Wien: Plausch bei den Gurkeln

Der Wiener Naschmarkt steht für Delikatessen. Dichter, Denker und Grantler hat er inspiriert. Er wandelt sich - und behält doch seine Seele.

Die Frau vom Würstelstand am Naschmarkt zeigt gleich, wie man hinkommt. "Zum Gegenbauer? Da lang, bitte", sagt sie mit einem spitzen Wiener i in bitte. Nahe dem Indian Pavillon sei der Gegenbauer, irgendwo zwischen türkischer Trendgastronomie und Sushi.

Schmelztiegel und Durchgangsstation für Menschen, für Waren, Genüsse, Ideen war der Naschmarkt immer. Jetzt ist hier manches auch schicker geworden. Gleich vorn, am Eingang, bringen sich die Wiener selbst an kalten Wintertagen im Freien auf Betriebstemperatur, Austern schlürfend an Stehtischen des "Bar di Mar" - und ratschn. Die Schickimickisierung ist dabei recht übersichtlich, hier findet eben jeder seine Nische. Auch das Do-An oder das Naschmarkt-Deli sind neumodische Gastro-Ehen auf diesem Markt im Spätjugendstil mit seinen Gassen und Durchgängen, seinen pavillonartigen Bauten in Grün, blassem Gelb und mit Graffiti. Heimat einer kulinarischen Weltreise an 170 Ständen, die sie hier Standeln nennen, ist er - samt Restaurants, Espresso- und Weinbars - in zwei langen Marktzeilen.

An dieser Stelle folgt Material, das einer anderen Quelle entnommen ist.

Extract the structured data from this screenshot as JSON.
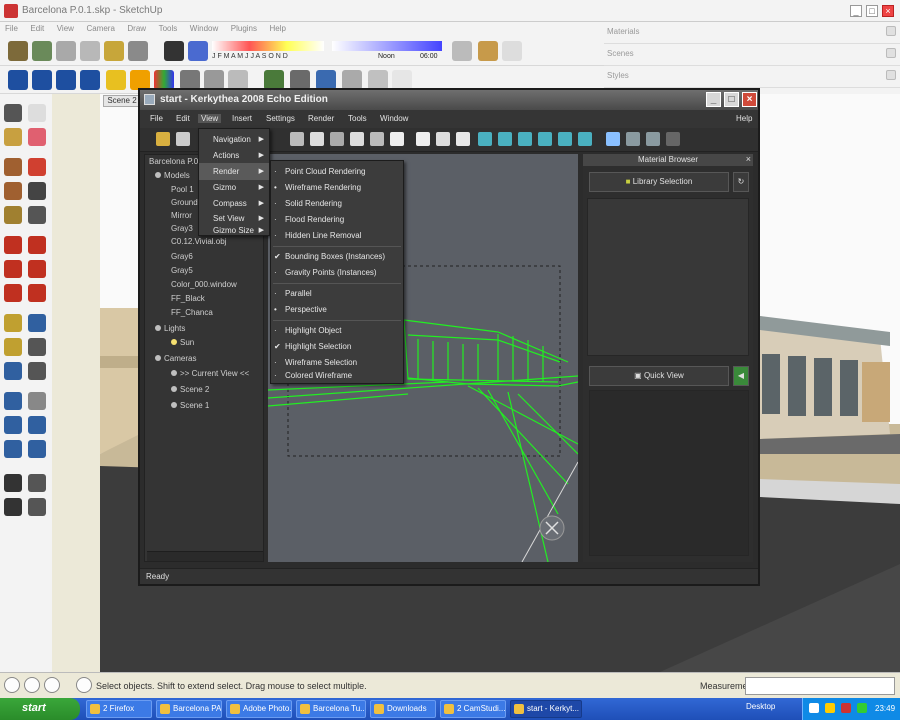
{
  "sketchup": {
    "title": "Barcelona P.0.1.skp - SketchUp",
    "menus": [
      "File",
      "Edit",
      "View",
      "Camera",
      "Draw",
      "Tools",
      "Window",
      "Plugins",
      "Help"
    ],
    "toolbar_colors": [
      "J F M A M J J A S O N D",
      "Noon",
      "06:00"
    ],
    "scene_tab": "Scene 2",
    "panels": [
      "Materials",
      "Scenes",
      "Styles"
    ],
    "status_text": "Select objects. Shift to extend select. Drag mouse to select multiple.",
    "measurements_label": "Measurements"
  },
  "kerkythea": {
    "title": "start - Kerkythea 2008 Echo Edition",
    "menus": [
      "File",
      "Edit",
      "View",
      "Insert",
      "Settings",
      "Render",
      "Tools",
      "Window",
      "Help"
    ],
    "tree": {
      "root": "Barcelona P.0...",
      "models_label": "Models",
      "models": [
        "Pool 1",
        "Ground",
        "Mirror",
        "Gray3",
        "C0.12.Vivial.obj",
        "Gray6",
        "Gray5",
        "Color_000.window",
        "FF_Black",
        "FF_Chanca"
      ],
      "lights_label": "Lights",
      "lights": [
        "Sun"
      ],
      "cameras_label": "Cameras",
      "cameras": [
        ">> Current View <<",
        "Scene 2",
        "Scene 1"
      ]
    },
    "view_menu": [
      "Navigation",
      "Actions",
      "Render",
      "Gizmo",
      "Compass",
      "Set View",
      "Gizmo Size"
    ],
    "render_submenu": {
      "group1": [
        "Point Cloud Rendering",
        "Wireframe Rendering",
        "Solid Rendering",
        "Flood Rendering",
        "Hidden Line Removal"
      ],
      "group2": [
        "Bounding Boxes (Instances)",
        "Gravity Points (Instances)"
      ],
      "group3": [
        "Parallel",
        "Perspective"
      ],
      "group4": [
        "Highlight Object",
        "Highlight Selection",
        "Wireframe Selection",
        "Colored Wireframe"
      ]
    },
    "material_browser": {
      "title": "Material Browser",
      "library_button": "Library Selection",
      "quick_view_button": "Quick View"
    },
    "status": "Ready"
  },
  "taskbar": {
    "start": "start",
    "tasks": [
      "2 Firefox",
      "Barcelona PA...",
      "Adobe Photo...",
      "Barcelona Tu...",
      "Downloads",
      "2 CamStudi...",
      "start - Kerkyt..."
    ],
    "tray_text": "Desktop",
    "clock": "23:49"
  }
}
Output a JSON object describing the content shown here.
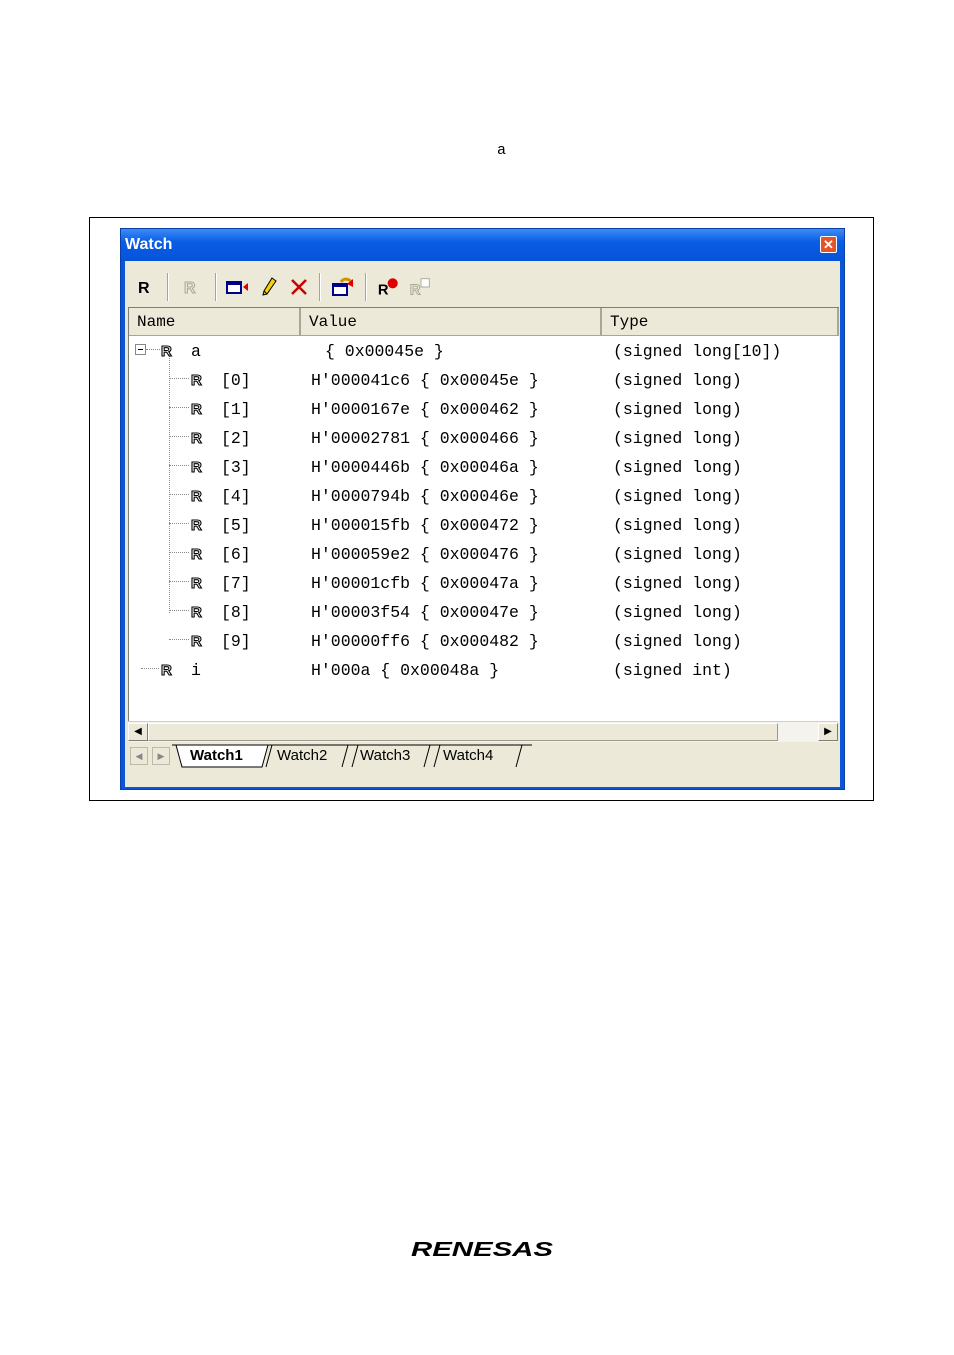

Alle paar Meter riecht es anders, nach Gewürzen, Kräutern, Schafskäse, Sauerkraut, brutzelnden Garnelen, nach Fisch. Aus der großen weiten Welt (und der kleinen österreichischen) wird so ziemlich alles geboten, was man essen und trinken kann - von A wie Aschanti für Erdnüsse bis Z wie Zwetschke auch. So etwas wie Fisolen, Kukuruz, Ringlotten, Zeller, Schöpsernes ...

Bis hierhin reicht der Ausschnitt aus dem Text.